Al leer «Los gallinazos sin plumas», nuevamente se encuentra uno con una redacción precisa y ordenada para poner en contexto al lector y transmitir emociones, además del manejo de un lenguaje sencillo. Lo anterior contribuye perfectamente al objetivo de demostrar la condición que sufren muchos niños en la pobreza y desamparo. Aunque no es solo este tema lo que queda evidenciado.
Riberyro nos describe la falta de sensatez con la que puede actuar una persona, la falta de insensibilidad. Se hace énfasis también en el hambre del animal, hambre que era sobrepuesto a los derechos humanos de los niños. Hambre que era insaciable, que se puede equiparar al, cada vez mayor, consumismo en que se vive actualmente. Y cuando el animal no comía: enloquecía más, siendo capaz de consumir lo que estaba a su alcance, sin razonar, sin distinguir, consumiendo así a quién, de alguna forma, le proveía de alimentos.

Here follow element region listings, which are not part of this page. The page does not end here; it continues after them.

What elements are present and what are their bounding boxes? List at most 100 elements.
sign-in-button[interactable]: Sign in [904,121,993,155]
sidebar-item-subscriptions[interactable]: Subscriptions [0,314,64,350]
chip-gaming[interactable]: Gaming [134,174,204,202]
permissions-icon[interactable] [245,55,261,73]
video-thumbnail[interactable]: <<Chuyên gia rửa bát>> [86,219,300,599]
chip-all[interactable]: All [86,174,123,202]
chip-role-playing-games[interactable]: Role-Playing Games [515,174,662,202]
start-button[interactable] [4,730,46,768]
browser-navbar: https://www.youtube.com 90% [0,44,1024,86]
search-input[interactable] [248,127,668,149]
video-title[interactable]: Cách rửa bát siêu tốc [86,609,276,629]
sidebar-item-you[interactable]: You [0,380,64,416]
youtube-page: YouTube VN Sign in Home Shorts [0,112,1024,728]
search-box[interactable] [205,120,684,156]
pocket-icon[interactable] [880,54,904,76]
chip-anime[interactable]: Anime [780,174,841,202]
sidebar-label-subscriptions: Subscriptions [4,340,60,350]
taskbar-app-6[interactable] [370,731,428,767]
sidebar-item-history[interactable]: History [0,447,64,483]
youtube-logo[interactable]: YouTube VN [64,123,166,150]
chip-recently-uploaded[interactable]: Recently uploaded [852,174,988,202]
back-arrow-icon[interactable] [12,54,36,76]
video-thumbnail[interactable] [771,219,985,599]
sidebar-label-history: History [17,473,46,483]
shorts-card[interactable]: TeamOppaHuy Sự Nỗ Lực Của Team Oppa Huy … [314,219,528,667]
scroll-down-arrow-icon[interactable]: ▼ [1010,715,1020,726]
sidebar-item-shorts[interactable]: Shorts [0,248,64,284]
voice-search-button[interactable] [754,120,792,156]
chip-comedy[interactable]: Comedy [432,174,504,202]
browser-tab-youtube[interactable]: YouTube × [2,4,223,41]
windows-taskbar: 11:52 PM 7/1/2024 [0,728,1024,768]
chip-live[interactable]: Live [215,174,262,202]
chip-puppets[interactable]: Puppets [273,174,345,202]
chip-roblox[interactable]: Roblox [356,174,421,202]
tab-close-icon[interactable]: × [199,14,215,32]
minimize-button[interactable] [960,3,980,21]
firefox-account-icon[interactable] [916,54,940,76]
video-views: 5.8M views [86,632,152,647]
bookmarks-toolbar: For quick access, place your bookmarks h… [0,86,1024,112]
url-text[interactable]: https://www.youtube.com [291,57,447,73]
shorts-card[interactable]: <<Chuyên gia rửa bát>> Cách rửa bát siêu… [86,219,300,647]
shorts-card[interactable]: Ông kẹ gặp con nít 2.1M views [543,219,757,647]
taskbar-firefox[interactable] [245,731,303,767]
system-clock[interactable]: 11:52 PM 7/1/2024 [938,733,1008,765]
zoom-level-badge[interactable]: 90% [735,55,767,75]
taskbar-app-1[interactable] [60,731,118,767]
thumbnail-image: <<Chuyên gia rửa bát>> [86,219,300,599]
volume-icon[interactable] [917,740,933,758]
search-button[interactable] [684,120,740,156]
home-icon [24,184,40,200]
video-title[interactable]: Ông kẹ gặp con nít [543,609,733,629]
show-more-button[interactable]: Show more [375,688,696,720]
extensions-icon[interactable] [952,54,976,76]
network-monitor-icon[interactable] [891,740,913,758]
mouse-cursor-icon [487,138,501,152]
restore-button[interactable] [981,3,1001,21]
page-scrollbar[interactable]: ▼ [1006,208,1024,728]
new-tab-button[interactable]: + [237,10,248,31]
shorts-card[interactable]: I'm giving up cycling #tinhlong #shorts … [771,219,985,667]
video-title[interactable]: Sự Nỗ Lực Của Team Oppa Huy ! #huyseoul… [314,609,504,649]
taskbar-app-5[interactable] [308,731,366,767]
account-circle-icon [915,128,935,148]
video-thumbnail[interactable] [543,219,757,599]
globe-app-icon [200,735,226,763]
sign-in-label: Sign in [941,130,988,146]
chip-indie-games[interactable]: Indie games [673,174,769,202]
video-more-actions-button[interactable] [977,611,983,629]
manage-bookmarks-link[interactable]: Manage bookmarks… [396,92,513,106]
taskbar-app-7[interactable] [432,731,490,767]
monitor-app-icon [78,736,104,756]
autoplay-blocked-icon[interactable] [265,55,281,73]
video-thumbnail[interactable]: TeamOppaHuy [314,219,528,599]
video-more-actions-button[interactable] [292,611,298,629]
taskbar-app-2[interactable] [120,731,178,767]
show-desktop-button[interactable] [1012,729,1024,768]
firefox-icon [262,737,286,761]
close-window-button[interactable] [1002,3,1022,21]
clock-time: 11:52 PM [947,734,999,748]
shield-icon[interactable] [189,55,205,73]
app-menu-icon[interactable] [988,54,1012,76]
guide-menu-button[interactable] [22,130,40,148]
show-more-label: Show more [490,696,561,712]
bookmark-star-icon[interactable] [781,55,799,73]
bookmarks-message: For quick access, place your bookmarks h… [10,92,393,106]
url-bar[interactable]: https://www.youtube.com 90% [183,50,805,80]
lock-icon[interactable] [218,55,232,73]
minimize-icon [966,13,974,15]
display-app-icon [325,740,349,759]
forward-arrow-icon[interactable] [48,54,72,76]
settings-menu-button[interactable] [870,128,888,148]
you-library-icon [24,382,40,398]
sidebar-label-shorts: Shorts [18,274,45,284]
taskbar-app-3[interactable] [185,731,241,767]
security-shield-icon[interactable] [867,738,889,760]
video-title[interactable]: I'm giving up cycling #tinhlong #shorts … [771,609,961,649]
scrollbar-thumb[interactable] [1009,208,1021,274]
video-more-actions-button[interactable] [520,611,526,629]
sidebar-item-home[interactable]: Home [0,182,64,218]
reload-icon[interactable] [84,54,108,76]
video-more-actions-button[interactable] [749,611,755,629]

En las primeras escenas se muestra la rutina de los niños, que solo vivían para servir al consumo de otro. En esa continuidad, ocurre lo predecible. Me agradó bastante el contraste que Ribeyro le da a la historia triste, al mostrar el amor de hermanos entre los niños. Sin embargo esto no era suficiente para tener una salida a esa precaria situación. Era necesario que el generador directo del problema se autodestruyera en uno de sus intentos por castigar.
Recomiendo mucho este cuento para sensibilizar sobre la situación que viven muchos niños aún. Me atrevo a decir que tiene un poder incluso más efectivo que una imagen mostrando niños en condición de pobreza.